Matt Boggs, executive director of Recovery Point of Huntington, said the torrent of 911 calls Aug. 15 deeply alarmed a community already ravaged by the opioid epidemic.

“To have such a significant amount of overdoses in one day is indicative that the substance that's being sold is containing something very, very poisonous,” Boggs told The Washington Post. “It was definitely alarming, and it really put the community in a state of disbelief, a state of terror, almost.”

No one died as a result of the overdoses.

West Virginia has the highest rate of overdose deaths in the country.

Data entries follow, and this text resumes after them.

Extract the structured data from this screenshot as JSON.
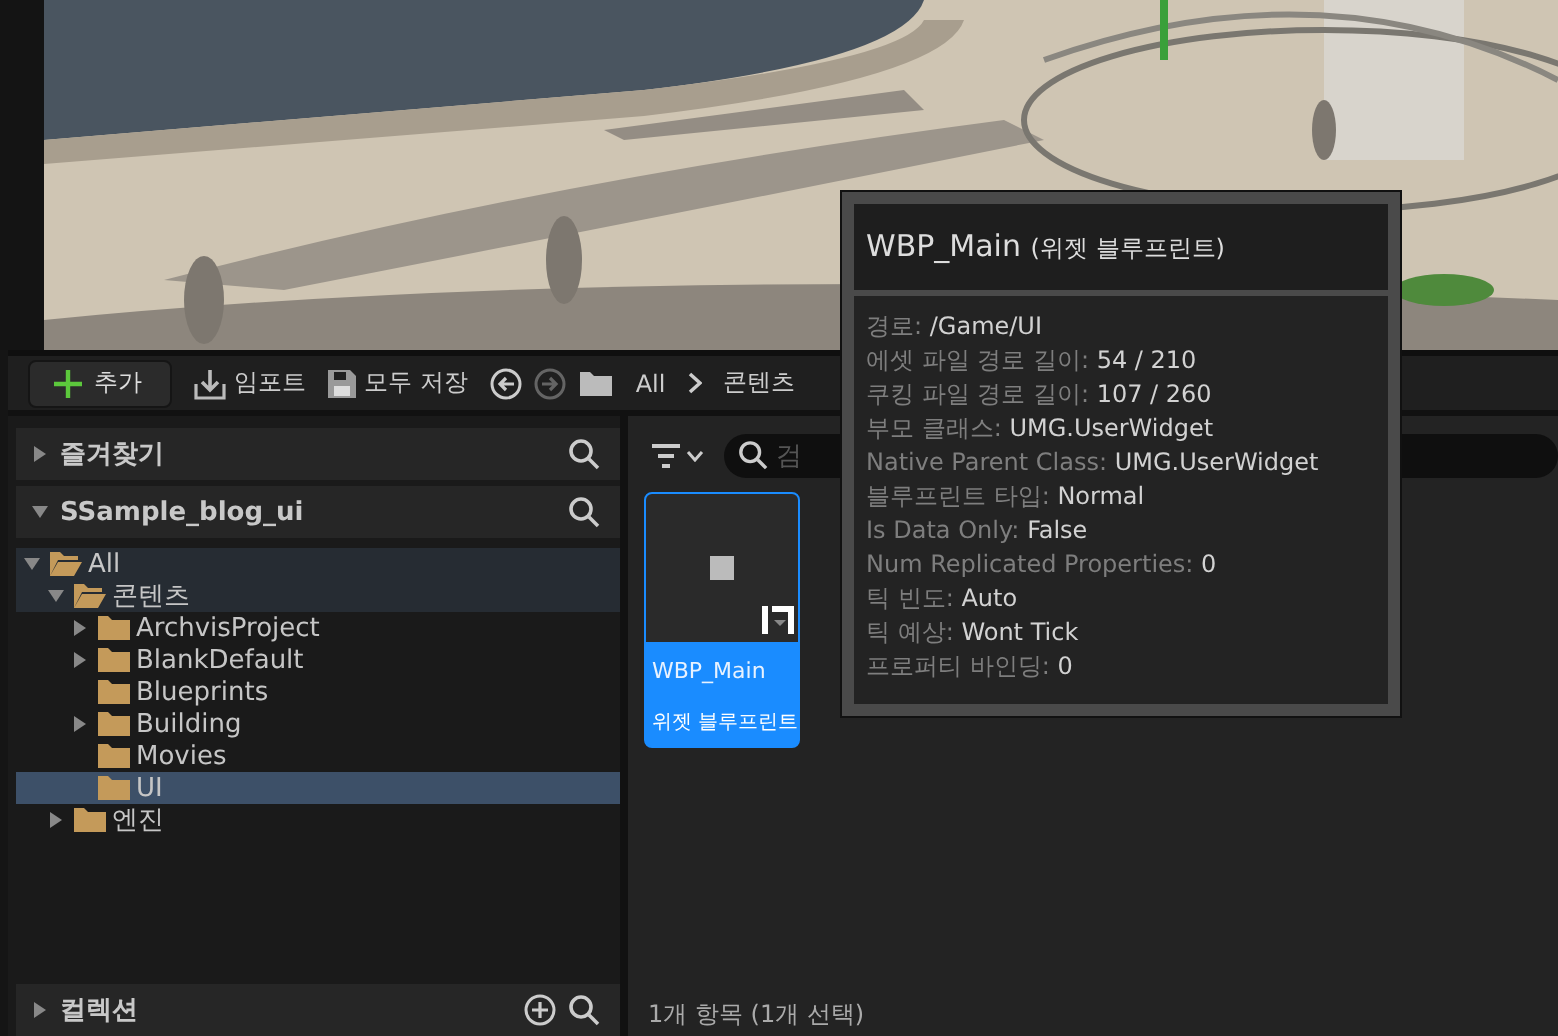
{
  "toolbar": {
    "add_button": "추가",
    "import_button": "임포트",
    "save_all_button": "모두 저장",
    "back_enabled": true,
    "forward_enabled": false,
    "breadcrumb": [
      "All",
      "콘텐츠"
    ]
  },
  "sources": {
    "favorites": {
      "title": "즐겨찾기",
      "expanded": false
    },
    "project": {
      "title": "SSample_blog_ui",
      "expanded": true
    },
    "tree": [
      {
        "label": "All",
        "expanded": true,
        "selected": false,
        "children": [
          {
            "label": "콘텐츠",
            "expanded": true,
            "selected": false,
            "children": [
              {
                "label": "ArchvisProject",
                "expanded": false,
                "selected": false
              },
              {
                "label": "BlankDefault",
                "expanded": false,
                "selected": false
              },
              {
                "label": "Blueprints",
                "selected": false
              },
              {
                "label": "Building",
                "expanded": false,
                "selected": false
              },
              {
                "label": "Movies",
                "selected": false
              },
              {
                "label": "UI",
                "selected": true
              }
            ]
          },
          {
            "label": "엔진",
            "expanded": false,
            "selected": false
          }
        ]
      }
    ],
    "collections": {
      "title": "컬렉션",
      "expanded": false
    }
  },
  "assets": {
    "search": {
      "placeholder": "검"
    },
    "items": [
      {
        "name": "WBP_Main",
        "type": "위젯 블루프린트",
        "selected": true
      }
    ],
    "status": "1개 항목 (1개 선택)"
  },
  "tooltip": {
    "title": "WBP_Main",
    "subtitle": "(위젯 블루프린트)",
    "properties": [
      {
        "key": "경로:",
        "value": "/Game/UI"
      },
      {
        "key": "에셋 파일 경로 길이:",
        "value": "54 / 210"
      },
      {
        "key": "쿠킹 파일 경로 길이:",
        "value": "107 / 260"
      },
      {
        "key": "부모 클래스:",
        "value": "UMG.UserWidget"
      },
      {
        "key": "Native Parent Class:",
        "value": "UMG.UserWidget"
      },
      {
        "key": "블루프린트 타입:",
        "value": "Normal"
      },
      {
        "key": "Is Data Only:",
        "value": "False"
      },
      {
        "key": "Num Replicated Properties:",
        "value": "0"
      },
      {
        "key": "틱 빈도:",
        "value": "Auto"
      },
      {
        "key": "틱 예상:",
        "value": "Wont Tick"
      },
      {
        "key": "프로퍼티 바인딩:",
        "value": "0"
      }
    ]
  }
}
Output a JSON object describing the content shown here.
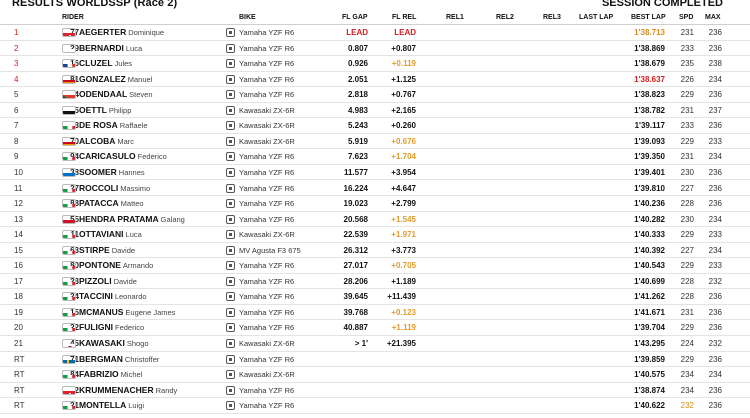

In 2014, 627 drug-related deaths — or 36 for every 100,000 people — were reported in the state, according to the CDC. In 2015, that number went up by nearly a hundred, to 725 deaths — or 42 for every 100,000 people.

In Huntington, a small city of about 49,000 people, deaths from drug overdoses are nearly 10 times the national average. About 8,000 residents — roughly 16 percent of its population — are addicted to drugs, most of which are opioids, according to the Pew Charitable Trusts.

In December, President Obama signed the 21st Century Cures Act, a law that will provide $1 billion to states for research-based opioid addiction treatment.

Griggs, of Akron, Ohio, will be sentenced in April.